Colorectal cancer cell derived exosomes activate Wnt signaling pathway

S Mathivanan

La Trobe University, Melbourne

Exosomes are extracellular vesicles that are secreted by many cell types under both physiological and pathological conditions. These extracellular vesicles are implicated in cell-cell communication by transferring the cargo or by the transport of ligands to the recipient cells. Exosomes contain many oncoproteins and influence the downstream signaling pathway of the recipient cells by the non-selective transfer of these oncoproteins. It is established that over 90% of sporadic colorectal cancer (CRC) cases, harboured mutation in APC and/or β-catenin gene both of which are involved in Wnt signaling pathway.
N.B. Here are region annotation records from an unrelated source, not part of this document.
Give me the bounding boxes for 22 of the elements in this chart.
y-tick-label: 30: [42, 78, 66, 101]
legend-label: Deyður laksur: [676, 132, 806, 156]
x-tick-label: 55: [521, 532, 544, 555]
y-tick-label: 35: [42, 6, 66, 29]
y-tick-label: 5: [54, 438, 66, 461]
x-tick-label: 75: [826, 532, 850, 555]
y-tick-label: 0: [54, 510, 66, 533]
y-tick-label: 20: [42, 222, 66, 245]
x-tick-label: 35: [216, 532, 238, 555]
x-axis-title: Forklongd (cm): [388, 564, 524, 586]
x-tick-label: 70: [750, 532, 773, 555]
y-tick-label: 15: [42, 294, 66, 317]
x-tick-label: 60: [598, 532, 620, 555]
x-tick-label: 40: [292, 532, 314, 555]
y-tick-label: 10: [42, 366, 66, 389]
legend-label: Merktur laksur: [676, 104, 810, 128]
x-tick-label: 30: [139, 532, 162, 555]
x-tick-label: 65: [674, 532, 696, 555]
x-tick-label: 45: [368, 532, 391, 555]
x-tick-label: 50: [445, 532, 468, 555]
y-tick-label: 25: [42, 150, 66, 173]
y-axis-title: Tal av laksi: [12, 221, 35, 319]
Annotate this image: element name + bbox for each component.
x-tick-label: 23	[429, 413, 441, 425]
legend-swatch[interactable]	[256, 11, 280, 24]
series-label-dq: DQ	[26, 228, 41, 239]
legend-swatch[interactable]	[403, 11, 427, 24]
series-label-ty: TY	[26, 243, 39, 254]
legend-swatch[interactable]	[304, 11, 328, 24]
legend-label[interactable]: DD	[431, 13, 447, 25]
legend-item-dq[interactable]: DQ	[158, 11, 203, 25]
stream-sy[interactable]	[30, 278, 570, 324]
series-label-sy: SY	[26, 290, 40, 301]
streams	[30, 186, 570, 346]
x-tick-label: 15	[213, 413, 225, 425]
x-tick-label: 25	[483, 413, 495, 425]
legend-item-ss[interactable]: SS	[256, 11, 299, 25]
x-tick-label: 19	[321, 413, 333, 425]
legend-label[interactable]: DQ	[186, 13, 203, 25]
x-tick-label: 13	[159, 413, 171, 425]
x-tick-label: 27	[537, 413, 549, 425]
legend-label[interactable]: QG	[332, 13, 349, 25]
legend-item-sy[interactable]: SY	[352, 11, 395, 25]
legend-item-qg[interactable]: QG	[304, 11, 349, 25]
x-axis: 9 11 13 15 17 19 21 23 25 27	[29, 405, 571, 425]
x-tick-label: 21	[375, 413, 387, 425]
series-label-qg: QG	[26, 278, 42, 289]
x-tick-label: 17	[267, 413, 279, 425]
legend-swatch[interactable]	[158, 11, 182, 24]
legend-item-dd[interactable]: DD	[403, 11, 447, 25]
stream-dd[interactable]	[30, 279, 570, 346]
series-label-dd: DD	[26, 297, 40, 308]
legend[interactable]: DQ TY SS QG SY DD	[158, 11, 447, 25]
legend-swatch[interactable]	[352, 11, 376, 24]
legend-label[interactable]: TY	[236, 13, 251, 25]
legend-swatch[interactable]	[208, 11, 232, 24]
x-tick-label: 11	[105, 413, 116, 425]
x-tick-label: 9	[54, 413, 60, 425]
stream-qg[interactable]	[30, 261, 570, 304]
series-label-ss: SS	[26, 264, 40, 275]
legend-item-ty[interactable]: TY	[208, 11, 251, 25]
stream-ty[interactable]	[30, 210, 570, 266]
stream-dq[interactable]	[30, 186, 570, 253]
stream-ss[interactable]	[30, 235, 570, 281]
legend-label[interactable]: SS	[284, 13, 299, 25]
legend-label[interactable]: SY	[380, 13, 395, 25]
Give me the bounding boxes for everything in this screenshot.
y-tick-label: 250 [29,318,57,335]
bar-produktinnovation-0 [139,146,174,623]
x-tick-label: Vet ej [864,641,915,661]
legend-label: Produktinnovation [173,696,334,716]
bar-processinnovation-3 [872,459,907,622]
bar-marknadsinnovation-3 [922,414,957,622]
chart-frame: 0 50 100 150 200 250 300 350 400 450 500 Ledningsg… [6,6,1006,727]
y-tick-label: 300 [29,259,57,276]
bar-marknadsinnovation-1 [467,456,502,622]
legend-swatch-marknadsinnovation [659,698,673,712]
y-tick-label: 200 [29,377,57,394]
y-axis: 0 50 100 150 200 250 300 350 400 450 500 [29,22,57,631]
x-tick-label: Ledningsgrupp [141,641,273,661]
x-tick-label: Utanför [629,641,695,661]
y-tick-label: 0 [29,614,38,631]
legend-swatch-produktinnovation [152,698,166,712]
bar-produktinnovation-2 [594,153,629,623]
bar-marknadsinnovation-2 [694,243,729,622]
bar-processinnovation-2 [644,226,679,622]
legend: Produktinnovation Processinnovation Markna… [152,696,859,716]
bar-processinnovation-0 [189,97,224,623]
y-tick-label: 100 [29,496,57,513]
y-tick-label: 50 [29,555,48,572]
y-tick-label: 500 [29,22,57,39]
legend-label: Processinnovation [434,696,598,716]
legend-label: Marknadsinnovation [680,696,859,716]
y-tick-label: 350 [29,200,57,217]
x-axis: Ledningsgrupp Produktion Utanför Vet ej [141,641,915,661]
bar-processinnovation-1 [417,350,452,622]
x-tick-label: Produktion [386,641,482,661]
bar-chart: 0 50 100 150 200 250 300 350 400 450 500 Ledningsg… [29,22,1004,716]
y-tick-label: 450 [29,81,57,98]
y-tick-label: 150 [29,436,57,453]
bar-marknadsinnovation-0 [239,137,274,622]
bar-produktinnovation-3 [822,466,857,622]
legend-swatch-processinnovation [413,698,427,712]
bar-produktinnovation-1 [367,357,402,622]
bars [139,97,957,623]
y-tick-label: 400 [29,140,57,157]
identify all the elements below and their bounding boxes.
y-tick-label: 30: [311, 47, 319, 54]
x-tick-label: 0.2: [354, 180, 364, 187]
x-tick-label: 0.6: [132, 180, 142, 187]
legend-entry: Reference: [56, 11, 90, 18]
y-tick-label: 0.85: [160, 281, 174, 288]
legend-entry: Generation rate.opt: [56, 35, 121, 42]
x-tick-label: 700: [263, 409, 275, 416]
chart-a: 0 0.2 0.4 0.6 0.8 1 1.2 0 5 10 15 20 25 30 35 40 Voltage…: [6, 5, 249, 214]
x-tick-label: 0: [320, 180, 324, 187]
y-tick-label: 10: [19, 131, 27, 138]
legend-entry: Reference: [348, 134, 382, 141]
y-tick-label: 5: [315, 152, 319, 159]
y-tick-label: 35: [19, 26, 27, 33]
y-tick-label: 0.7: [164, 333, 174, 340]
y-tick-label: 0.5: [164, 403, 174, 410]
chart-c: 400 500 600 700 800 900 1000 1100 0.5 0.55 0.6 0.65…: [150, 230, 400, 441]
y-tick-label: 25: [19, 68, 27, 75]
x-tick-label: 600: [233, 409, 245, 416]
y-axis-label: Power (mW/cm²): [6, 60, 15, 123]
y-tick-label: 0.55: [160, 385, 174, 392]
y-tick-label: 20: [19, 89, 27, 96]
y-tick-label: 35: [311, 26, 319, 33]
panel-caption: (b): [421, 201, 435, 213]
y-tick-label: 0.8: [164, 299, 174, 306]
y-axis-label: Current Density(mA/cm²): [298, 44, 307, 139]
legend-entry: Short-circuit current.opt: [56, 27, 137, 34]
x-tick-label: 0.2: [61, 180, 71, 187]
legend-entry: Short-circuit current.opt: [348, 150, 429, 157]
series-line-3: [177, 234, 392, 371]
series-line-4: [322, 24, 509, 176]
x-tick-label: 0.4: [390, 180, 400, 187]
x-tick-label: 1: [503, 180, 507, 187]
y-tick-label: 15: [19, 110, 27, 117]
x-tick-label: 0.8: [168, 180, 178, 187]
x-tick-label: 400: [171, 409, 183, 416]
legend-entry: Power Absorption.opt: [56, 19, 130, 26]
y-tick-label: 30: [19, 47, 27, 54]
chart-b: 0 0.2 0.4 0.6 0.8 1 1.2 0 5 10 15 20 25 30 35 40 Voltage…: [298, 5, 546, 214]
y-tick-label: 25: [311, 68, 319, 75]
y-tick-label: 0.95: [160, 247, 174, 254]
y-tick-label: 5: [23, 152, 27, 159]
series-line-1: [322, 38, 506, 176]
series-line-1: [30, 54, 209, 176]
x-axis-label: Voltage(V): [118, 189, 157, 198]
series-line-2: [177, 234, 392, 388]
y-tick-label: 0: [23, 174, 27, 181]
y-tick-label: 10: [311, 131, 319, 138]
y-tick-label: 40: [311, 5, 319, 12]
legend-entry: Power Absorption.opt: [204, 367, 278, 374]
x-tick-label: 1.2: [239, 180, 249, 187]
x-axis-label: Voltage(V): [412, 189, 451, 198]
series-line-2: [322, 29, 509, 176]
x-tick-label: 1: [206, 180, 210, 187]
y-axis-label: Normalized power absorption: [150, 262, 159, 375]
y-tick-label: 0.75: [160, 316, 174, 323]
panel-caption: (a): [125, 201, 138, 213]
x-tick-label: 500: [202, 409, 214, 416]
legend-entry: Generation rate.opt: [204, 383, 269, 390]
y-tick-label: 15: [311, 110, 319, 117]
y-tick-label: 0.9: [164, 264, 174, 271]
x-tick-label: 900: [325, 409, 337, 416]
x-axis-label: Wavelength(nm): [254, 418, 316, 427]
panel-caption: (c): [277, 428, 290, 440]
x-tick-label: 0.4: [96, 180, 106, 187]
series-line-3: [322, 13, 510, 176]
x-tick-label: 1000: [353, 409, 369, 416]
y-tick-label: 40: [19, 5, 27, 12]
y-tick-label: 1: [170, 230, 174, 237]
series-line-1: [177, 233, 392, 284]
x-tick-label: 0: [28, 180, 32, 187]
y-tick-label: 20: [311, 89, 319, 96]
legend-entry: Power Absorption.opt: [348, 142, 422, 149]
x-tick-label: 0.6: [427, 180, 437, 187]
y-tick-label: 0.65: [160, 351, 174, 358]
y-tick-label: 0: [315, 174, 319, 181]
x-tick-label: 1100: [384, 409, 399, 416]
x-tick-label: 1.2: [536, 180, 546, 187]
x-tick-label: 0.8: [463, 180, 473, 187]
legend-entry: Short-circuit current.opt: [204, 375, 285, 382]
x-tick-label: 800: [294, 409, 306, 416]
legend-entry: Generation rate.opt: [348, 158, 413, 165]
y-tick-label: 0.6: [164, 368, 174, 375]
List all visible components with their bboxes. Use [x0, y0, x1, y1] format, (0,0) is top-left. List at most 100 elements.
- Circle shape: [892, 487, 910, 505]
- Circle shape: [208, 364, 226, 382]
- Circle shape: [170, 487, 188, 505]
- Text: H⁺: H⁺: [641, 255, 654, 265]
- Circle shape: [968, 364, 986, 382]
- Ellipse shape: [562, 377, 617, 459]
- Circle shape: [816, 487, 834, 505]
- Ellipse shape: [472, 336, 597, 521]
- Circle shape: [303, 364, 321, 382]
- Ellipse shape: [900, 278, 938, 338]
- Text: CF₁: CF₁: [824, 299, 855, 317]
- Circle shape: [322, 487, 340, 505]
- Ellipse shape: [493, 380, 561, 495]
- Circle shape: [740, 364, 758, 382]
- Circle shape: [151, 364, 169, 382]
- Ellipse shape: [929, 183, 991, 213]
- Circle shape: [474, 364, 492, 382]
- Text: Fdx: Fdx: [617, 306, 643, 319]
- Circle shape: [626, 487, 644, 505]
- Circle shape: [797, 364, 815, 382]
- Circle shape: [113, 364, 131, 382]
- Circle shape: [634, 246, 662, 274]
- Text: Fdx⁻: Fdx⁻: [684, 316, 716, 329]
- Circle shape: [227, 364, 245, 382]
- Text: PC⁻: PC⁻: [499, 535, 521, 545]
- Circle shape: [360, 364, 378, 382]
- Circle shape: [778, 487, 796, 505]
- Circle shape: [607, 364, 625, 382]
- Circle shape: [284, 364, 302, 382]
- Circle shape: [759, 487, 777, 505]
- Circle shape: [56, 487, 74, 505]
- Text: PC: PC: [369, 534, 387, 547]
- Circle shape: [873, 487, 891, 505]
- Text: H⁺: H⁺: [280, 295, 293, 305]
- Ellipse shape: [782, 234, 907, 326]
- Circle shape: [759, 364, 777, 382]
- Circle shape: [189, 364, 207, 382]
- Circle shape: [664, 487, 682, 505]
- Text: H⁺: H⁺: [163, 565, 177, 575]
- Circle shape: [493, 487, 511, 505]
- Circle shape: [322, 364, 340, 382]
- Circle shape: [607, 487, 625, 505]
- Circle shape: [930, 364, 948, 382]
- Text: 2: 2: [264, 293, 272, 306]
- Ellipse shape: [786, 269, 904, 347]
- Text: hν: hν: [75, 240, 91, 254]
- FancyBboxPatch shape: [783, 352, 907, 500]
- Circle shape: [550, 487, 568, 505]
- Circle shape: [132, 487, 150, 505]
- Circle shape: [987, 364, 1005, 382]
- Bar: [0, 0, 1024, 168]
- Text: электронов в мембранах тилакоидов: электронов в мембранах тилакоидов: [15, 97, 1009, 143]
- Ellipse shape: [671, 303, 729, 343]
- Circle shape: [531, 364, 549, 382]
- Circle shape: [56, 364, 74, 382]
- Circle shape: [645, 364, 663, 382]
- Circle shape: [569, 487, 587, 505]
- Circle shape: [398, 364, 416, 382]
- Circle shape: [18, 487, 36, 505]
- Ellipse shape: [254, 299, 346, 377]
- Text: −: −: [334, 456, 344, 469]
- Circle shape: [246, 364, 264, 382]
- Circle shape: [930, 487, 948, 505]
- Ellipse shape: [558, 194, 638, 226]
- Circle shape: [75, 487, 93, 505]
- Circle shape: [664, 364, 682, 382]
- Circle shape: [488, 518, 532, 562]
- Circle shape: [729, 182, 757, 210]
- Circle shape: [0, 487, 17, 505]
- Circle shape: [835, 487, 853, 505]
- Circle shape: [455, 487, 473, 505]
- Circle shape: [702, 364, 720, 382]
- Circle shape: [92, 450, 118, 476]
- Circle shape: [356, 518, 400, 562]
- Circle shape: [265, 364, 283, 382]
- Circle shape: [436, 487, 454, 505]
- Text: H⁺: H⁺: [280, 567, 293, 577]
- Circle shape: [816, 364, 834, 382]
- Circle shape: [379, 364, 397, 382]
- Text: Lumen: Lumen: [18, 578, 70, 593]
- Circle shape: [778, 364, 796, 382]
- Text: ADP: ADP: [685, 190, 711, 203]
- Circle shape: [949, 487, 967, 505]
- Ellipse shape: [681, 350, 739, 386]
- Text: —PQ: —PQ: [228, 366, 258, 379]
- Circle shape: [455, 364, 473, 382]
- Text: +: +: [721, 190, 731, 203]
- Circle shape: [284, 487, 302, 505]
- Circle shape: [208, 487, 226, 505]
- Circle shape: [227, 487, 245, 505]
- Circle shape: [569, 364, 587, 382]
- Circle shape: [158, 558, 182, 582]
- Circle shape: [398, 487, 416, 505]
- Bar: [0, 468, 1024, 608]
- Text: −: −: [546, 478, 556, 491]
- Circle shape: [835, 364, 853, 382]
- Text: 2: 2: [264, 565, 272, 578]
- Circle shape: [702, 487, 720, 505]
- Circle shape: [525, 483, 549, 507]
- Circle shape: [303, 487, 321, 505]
Whilst mutations in the gene APC often results in loss of function, β-catenin mutations especially at the residues critical for its degradation renders it constitutively active. Here, we show that such mutant β-catenin can be transported via exosomes and activate Wnt signaling pathway in the recipient cells. Firstly, an integrative proteogenomic analysis identified the presence of mutated β-catenin in exosomes secreted by CRC cells. Follow up experiments established that exosomes released from LIM1215 CRC cells stimulated Wnt signaling pathway in a variety of recipient cells. SILAC-based quantitative proteomics analysis confirmed the transfer of mutant β-catenin to the nucleus of the recipient cells. Furthermore, DiR labelled exosomes were injected intravenously in mouse implanted with RKO CRC cells and subjected to in vivo tracking by IVIS at four different time points. Interestingly, tumor tissue lysates of mice injected with exosomes showed increased expression of Wnt target genes confirming the activation of Wnt signaling pathway in vivo. This is the first report to our knowledge implicating exosomal mutant β-catenin in the activation of Wnt signaling pathway both in vitro and in vivo.